Solid Waste Department Superintendent Claine Skeen reported that all of the department’s employees are back at work. Eleven loads of metal have been hauled out which is about 250 tons. Mr. Skeen estimated that there was about 1,000 tons of metal.
Courthouse Maintenance John Buckley reported that they are working on painting projects.
Restorium Administrator Karlene Magee reported that they are busy at the Restorium and the first round of the COVID-19 vaccines has been given with no adverse reactions. The second round of vaccines has been scheduled.
Road & Bridge Co-Superintendent Randy Morris reported that a guardrail project is anticipated to happen this spring and a Ruby Creek Bridge project should start in the next couple of months.
Noxious Weeds Department Superintendent Dave Wenk informed those present that there will probably only be a $400 match this year for the Neighborhood Weed Co-op Program and the applications will be out next month.
Veterans Service Officer Ron Self said not much is going on in his department. The state veterans officer will come up tomorrow. Chairman Dinning asked if there are any vaccines available through the Veterans Administration for veterans. Mr. Self said that Panhandle Health District is putting veterans in the same category as everyone else for vaccinations. Chairman Dinning informed Mr. Self that the SPOT bus goes to Sandpoint and the veterans can ride the bus to the clinic in Sandpoint. Commissioners will send Mr. Self the SPOT bus contact information.

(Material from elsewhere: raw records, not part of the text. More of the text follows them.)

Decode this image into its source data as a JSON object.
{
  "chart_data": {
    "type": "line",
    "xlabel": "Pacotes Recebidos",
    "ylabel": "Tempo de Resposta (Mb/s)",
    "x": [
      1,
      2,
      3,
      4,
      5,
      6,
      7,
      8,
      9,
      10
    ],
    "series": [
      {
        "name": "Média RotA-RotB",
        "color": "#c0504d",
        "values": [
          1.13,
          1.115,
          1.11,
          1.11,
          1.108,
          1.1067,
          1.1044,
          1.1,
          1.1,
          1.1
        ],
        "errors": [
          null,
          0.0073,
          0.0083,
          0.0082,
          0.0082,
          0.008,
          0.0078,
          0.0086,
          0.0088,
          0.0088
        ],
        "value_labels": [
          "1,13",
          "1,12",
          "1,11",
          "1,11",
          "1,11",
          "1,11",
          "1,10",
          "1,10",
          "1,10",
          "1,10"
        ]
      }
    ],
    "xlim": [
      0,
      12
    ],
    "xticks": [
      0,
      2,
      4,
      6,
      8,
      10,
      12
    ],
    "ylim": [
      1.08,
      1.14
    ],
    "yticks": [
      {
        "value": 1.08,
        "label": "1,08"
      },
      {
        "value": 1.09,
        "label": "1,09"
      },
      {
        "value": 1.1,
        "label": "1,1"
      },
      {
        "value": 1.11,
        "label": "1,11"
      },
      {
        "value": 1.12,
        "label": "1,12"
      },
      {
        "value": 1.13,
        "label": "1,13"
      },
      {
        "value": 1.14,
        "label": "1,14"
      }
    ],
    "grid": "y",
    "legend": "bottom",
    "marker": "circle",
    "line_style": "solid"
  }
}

Emergency Manager Andrew O’Neel reported that there was a Panhandle Health District (PHD) COVID-19 vaccination clinic last Friday at the High School and 130 people got vaccinated with 104 being registered on-line and then seniors were called to fill the other slots. The second shot will be given on February 19th and they are looking to conduct the process in the same way. PHD is meeting today to discuss the next step. PHD will have about 140 doses per week. PHD is working with local providers to make vaccinations available to the public. The 65 and older demographic will start getting shots on Monday. There are about 51,000 people in the five northern counties who are 65 and older. About 60% of people are wanting the shots, according to Mr. O’Neel. It will take about three months to vaccinate that group of people which puts it at May for the general public to be vaccinated. Mr. O’Neel informed those present that If they have anyone in their offices who want the vaccine, please pass the information to the Commissioners’ office and we can get that set up through PHD. We don’t know how many clinics PHD will do or if they are planning on that just being through local providers.

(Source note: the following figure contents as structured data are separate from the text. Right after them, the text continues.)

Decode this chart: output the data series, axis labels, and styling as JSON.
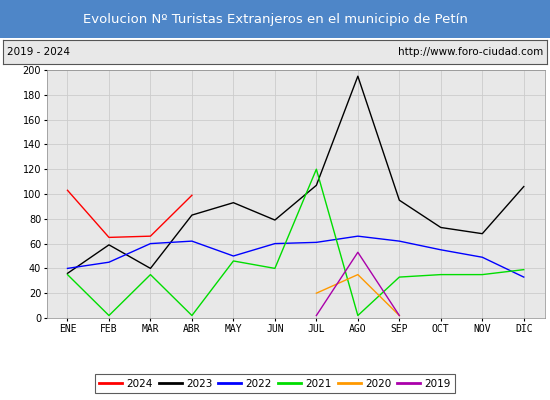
{
  "title": "Evolucion Nº Turistas Extranjeros en el municipio de Petín",
  "subtitle_left": "2019 - 2024",
  "subtitle_right": "http://www.foro-ciudad.com",
  "title_bg_color": "#4e86c8",
  "title_text_color": "#ffffff",
  "subtitle_bg_color": "#e8e8e8",
  "plot_bg_color": "#e8e8e8",
  "months": [
    "ENE",
    "FEB",
    "MAR",
    "ABR",
    "MAY",
    "JUN",
    "JUL",
    "AGO",
    "SEP",
    "OCT",
    "NOV",
    "DIC"
  ],
  "series": {
    "2024": {
      "color": "#ff0000",
      "data": [
        103,
        65,
        66,
        99,
        null,
        null,
        null,
        null,
        null,
        null,
        null,
        null
      ]
    },
    "2023": {
      "color": "#000000",
      "data": [
        36,
        59,
        40,
        83,
        93,
        79,
        107,
        195,
        95,
        73,
        68,
        106
      ]
    },
    "2022": {
      "color": "#0000ff",
      "data": [
        40,
        45,
        60,
        62,
        50,
        60,
        61,
        66,
        62,
        55,
        49,
        33
      ]
    },
    "2021": {
      "color": "#00dd00",
      "data": [
        35,
        2,
        35,
        2,
        46,
        40,
        120,
        2,
        33,
        35,
        35,
        39
      ]
    },
    "2020": {
      "color": "#ff9900",
      "data": [
        null,
        null,
        null,
        null,
        null,
        null,
        20,
        35,
        2,
        null,
        null,
        null
      ]
    },
    "2019": {
      "color": "#aa00aa",
      "data": [
        null,
        null,
        null,
        null,
        null,
        null,
        2,
        53,
        2,
        null,
        null,
        null
      ]
    }
  },
  "ylim": [
    0,
    200
  ],
  "yticks": [
    0,
    20,
    40,
    60,
    80,
    100,
    120,
    140,
    160,
    180,
    200
  ],
  "grid_color": "#cccccc",
  "fig_width": 5.5,
  "fig_height": 4.0,
  "dpi": 100
}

Chairman Dinning said that there is so much confusion about a waiting list and he asked where do those under 65 with preexisting conditions fall. Mr. O’Neel said that is in the next group. They are looking at March/April for that group. Treasurer Larson asked if the numbers are going down for positive cases. Mr. O’Neel said yes, but it hasn’t been decreasing long enough to qualify as a trend. There are 238 active cases. The highest was 250+ cases and that was on January 19th. The number of cases has decreased before but then gone back up. Mr. O’Neel said that he doesn’t want to give anyone false hope. There were 100 in the hospital two or three weeks ago and currently only 53 are hospitalized. The number of hospitalizations is trendy downward which is a good sign. We are still in the substantial risk zone for rate of spread in Boundary County. Our positivity rate is 17.7% according to the state’s website and the state average is 11.4%. Chairman Dinning said that correlates to two or three weeks after Christmas and New Year’s. Mr. O’Neel said that there was a pretty big spike after Christmas, but not New Years.
The elected officials/department heads meeting ended at 9:33 a.m.
John Buckley asked if Commissioners will be out of the office this afternoon so the office can be painted. Chairman Dinning said yes, Commissioners can participate in the IAC Legislative Zoom conference for District 1 separately from home if they wish to do so.
Discussion was briefly held regarding last night’s KVRI meeting.
There being no further business, the meeting adjourned at 9:39 a.m.